Peter Mitchell, a member of Penfro Model Group and Pembroke Dock Flying Boat Centre volunteer, has created a large scale model of the plane seen at Pembroke Dock in 1943, serial number EP751.

Peter unveiled his masterpiece at the centre recently. It will go on display at the centre, alongside other models he has made in recent years.

The Spitfire floatplane was tucked in among all the Sunderland flying boats at RAF Pembroke Dock during the height of the Second World War.

A unique photograph shows the Spitfire floatplane – one of only a handful built – near one of the two hangars, which still dominate the Pembroke Dock waterfront today.

Peter said: “This has been a long term project and has taken hundreds of hours to complete.

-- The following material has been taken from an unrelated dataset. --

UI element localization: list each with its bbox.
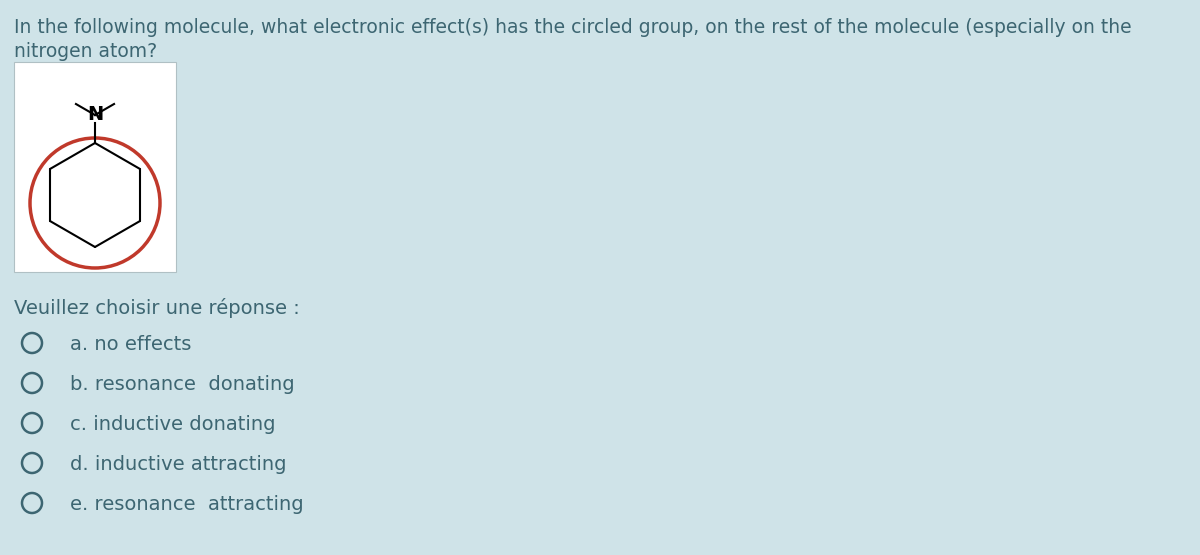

It all started when the Sunderland Trust’s John Evans showed me the photograph of the floatplane.

“I made a 1:72 scale model immediately, but set myself a challenge to create a large model and bought a 1:24 scale kit.

The model has a wingspan of around 28 inches.”

The Spitfire is one of a number of model projects Peter has been working on recently – including a diorama of Swordfish floatplanes alongside one of the old Royal Dockyard slipways, which the Sunderland Trust plans to display in the future.

Peter said: “The Swordfish floatplane was another very rare type and was seen at RAF Pembroke Dock in 1940 and 1941 when operated by a Royal Navy unit.

“I have made three models of the floatplane version, all in 1:24 scale.

“Recently, photographs have come to hand of Swordfish at PD and I have based my models on these.

“The Swordfish and Spitfire floatplanes are further untold chapters in Pembroke Dock’s remarkable aviation history.”